Rabbi Cheses is the rabbi of the Young Israel of Sharon in Sharon, MA.

The great sage, Rabbi Yochanan ben Zakai, underscores the notion that we were created with a specific mission and mandate:

רבי יוחנן קבל מהלל ושמאי הוא היה אומר אם למדת תורה הרבה,אל תחזיק טובה לעצמך, כי לכך נוצרת

R. Yochanan b. Zakkai received the tradition from Hillel and Shammai. He was wont to say, if you have studied Torah a great deal, do not congratulate yourself, for it is toward this purpose you have been created (Avot 2:9).’

In a drasha, later published as an essay, Rabbi Yosef Soloveitchik expands upon this last phrase, for this purpose you were created, and formulates what he calls: “The Doctrine of Assignment.”     He articulates the idea that every human being was created and sent to this world as an agent, or messenger of G-d, to bring G-d’s presence into every arena of life.

This dogma has several important corollaries.  If forces us to ask ourselves: why were we brought into the world at this juncture in human history, with this family and these friends, with the state of Israel and a reunified Yerushalayim? More important than answering this question, Rabbi Soloveitchik contends, is asking it in the first place. The thrill or excitement of living life according to the ‘Doctrine of Assignment’ is that we never figure out, at least not with certainty, what our specific mission actually is. No one tells us. We might have moments, such as during the study of Torah as R. Yochanan dictates, in which we feel like our purpose is being fulfilled but the mission remains somewhat ambiguous and open-ended.

The assumption of contemporary American culture, that personal autonomy reigns supreme, creates many challenges in accepting the belief that we were born into a particular people with specific roles and responsibilities. This struggle, however, is not new or fully the result of our modern ethos. It has much to do with human nature and the resistance against being told what to do.

The instruction from Hashem to Moshe in the first pasuk of Emor calls attention to the same concern:

וַיֹּאמֶר יְקֹוָק אֶל מֹשֶׁה אֱמֹר אֶל הַכֹּהֲנִים בְּנֵי אַהֲרֹן וְאָמַרְתָּ אֲלֵהֶם לְנֶפֶשׁ לֹא יִטַּמָּא בְּעַמָּיו

G-d said to Moshe: ‘say to the kohanim, the sons of Aharon, and you shall say to them that they should not become impure [by touching the dead bodies of regular members] among the Jewish nation (21:1).

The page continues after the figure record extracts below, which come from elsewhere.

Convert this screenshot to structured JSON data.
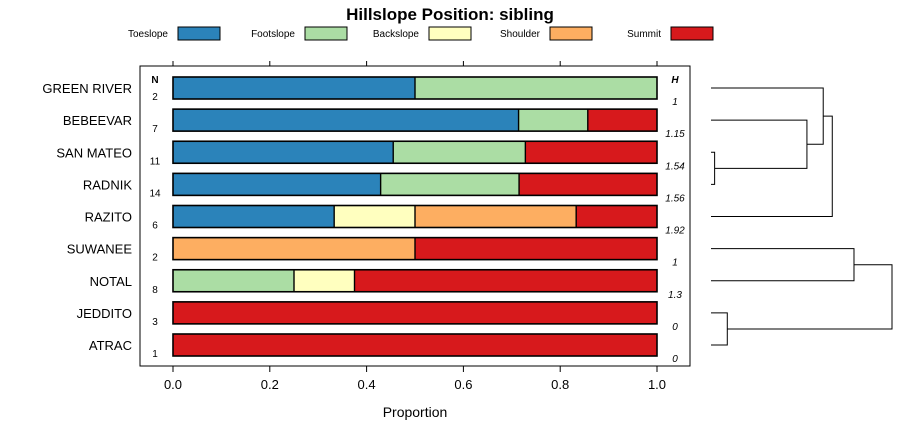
{
  "chart_data": {
    "type": "bar",
    "orientation": "horizontal",
    "stacked": true,
    "title": "Hillslope Position: sibling",
    "xlabel": "Proportion",
    "ylabel": "",
    "xlim": [
      0,
      1
    ],
    "x_ticks": [
      "0.0",
      "0.2",
      "0.4",
      "0.6",
      "0.8",
      "1.0"
    ],
    "n_header": "N",
    "h_header": "H",
    "legend_position": "top",
    "categories": [
      "GREEN RIVER",
      "BEBEEVAR",
      "SAN MATEO",
      "RADNIK",
      "RAZITO",
      "SUWANEE",
      "NOTAL",
      "JEDDITO",
      "ATRAC"
    ],
    "n": [
      "2",
      "7",
      "11",
      "14",
      "6",
      "2",
      "8",
      "3",
      "1"
    ],
    "h": [
      "1",
      "1.15",
      "1.54",
      "1.56",
      "1.92",
      "1",
      "1.3",
      "0",
      "0"
    ],
    "series": [
      {
        "name": "Toeslope",
        "color": "#2b83ba",
        "values": [
          0.5,
          0.714,
          0.455,
          0.429,
          0.333,
          0,
          0,
          0,
          0
        ]
      },
      {
        "name": "Footslope",
        "color": "#abdda4",
        "values": [
          0.5,
          0.143,
          0.273,
          0.286,
          0,
          0,
          0.25,
          0,
          0
        ]
      },
      {
        "name": "Backslope",
        "color": "#ffffbf",
        "values": [
          0,
          0,
          0,
          0,
          0.167,
          0,
          0.125,
          0,
          0
        ]
      },
      {
        "name": "Shoulder",
        "color": "#fdae61",
        "values": [
          0,
          0,
          0,
          0,
          0.333,
          0.5,
          0,
          0,
          0
        ]
      },
      {
        "name": "Summit",
        "color": "#d7191c",
        "values": [
          0,
          0.143,
          0.273,
          0.286,
          0.167,
          0.5,
          0.625,
          1,
          1
        ]
      }
    ],
    "dendrogram": {
      "merges": [
        [
          7,
          8,
          0.09
        ],
        [
          2,
          3,
          0.02
        ],
        [
          1,
          10,
          0.53
        ],
        [
          5,
          6,
          0.79
        ],
        [
          0,
          11,
          0.62
        ],
        [
          13,
          4,
          0.67
        ],
        [
          12,
          9,
          1
        ]
      ]
    }
  }
}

Moshe is hereby called upon to instruct the kohanim regarding a series of rules that apply uniquely to them. Other Jews do not have the same personal limitations with regard to whom they can help bury and whom they can marry.  Several commentators wonder about the doubling of language in the first pasuk: emor and amarti.

The Ramban suggests that the repetition is for the purpose of emphasis, namely that Moshe ought to be strong in communicating clear and firm boundaries to the kohanim. Perhaps he would use a tone of voice that would help instill the seriousness of these laws and thereby increase the likelihood that the kohanim would accept these unique responsibilities.

Alternatively, Rashi posits that this communication needed to be made over and over again because it was being done from adults to children, from Moshe to the sons of Aharon. Educating little people is hard, especially when it comes to limiting perceived freedoms. It often requires delivering a message repeatedly and even then it is hard for it to be absorbed.

In order to better own our religious Zionist identity, I suggest that we take the lead from both of these commentaries, and communicate the ‘Doctrine of Assignment” with more seriousness and repetition. Amplifying this idea and its consequences will, I believe, help us and our children carry the mission and fulfill the mandate that we were bestowed as a ‘priestly nation.’